Putin apadrinhou a caçula de Medvedchuk, Darina. Já foi visto na luxuosa mansão do oligarca e vice-versa. O que fez esse milionário ganhar projeção foi sua postura pró-Moscou e anti-Ocidente, cada vez mais rara no país do Leste Europeu, mas central na agenda do líder russo.

O oligarca e deputado ucraniano Viktor Medvedchuk, durante uma audiência judicial na capital Kiev - Serhii Nuzhnenko - 13.mar.21/Reuters

Fosse outra época, Medvedchuk poderia ser apontado como uma das principais apostas do Kremlin para assumir um governo fantoche em Kiev —ou, ao menos, um posto-chave na administração, como já o fez. Em meio à invasão russa da Ucrânia, porém, o amigo de Putin está isolado, na mira da Justiça e vendo seu partido, o Plataforma de Oposição, desidratar a cada sondagem eleitoral.

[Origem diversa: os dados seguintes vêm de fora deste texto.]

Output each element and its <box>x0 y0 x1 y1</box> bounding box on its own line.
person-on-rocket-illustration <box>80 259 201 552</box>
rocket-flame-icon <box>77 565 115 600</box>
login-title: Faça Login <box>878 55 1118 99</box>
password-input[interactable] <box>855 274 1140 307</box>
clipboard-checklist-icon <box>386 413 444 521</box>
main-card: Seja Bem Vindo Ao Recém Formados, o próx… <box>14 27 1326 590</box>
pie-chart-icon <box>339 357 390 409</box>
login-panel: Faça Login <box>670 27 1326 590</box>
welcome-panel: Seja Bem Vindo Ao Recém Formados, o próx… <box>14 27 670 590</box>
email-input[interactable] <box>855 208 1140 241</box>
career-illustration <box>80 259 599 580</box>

Medvedchuk entrou na mira do que analistas têm descrito como uma tentativa de desoligarquização ucraniana promovida por Volodimir Zelenski, eleito como outsider e que agora preside um país no centro da mais grave crise de segurança na Europa desde a Segunda Guerra. O movimento estaria mais ligado a acenos diplomáticos ao presidente dos EUA, Joe Biden, do que com uma agenda moral.

O empresário viu uma série de reveses baterem à porta recentemente: em fevereiro de 2021, ele e a esposa, Oksana, tiveram os bens congelados por três anos devido a suspeitas de que teriam se aproveitado do conflito na região do Donbass para lucrar vendendo carvão para Moscou. Também foi estatizado um oleoduto que, segundo Kiev, estaria ligado a ele —Medvedchuk nega.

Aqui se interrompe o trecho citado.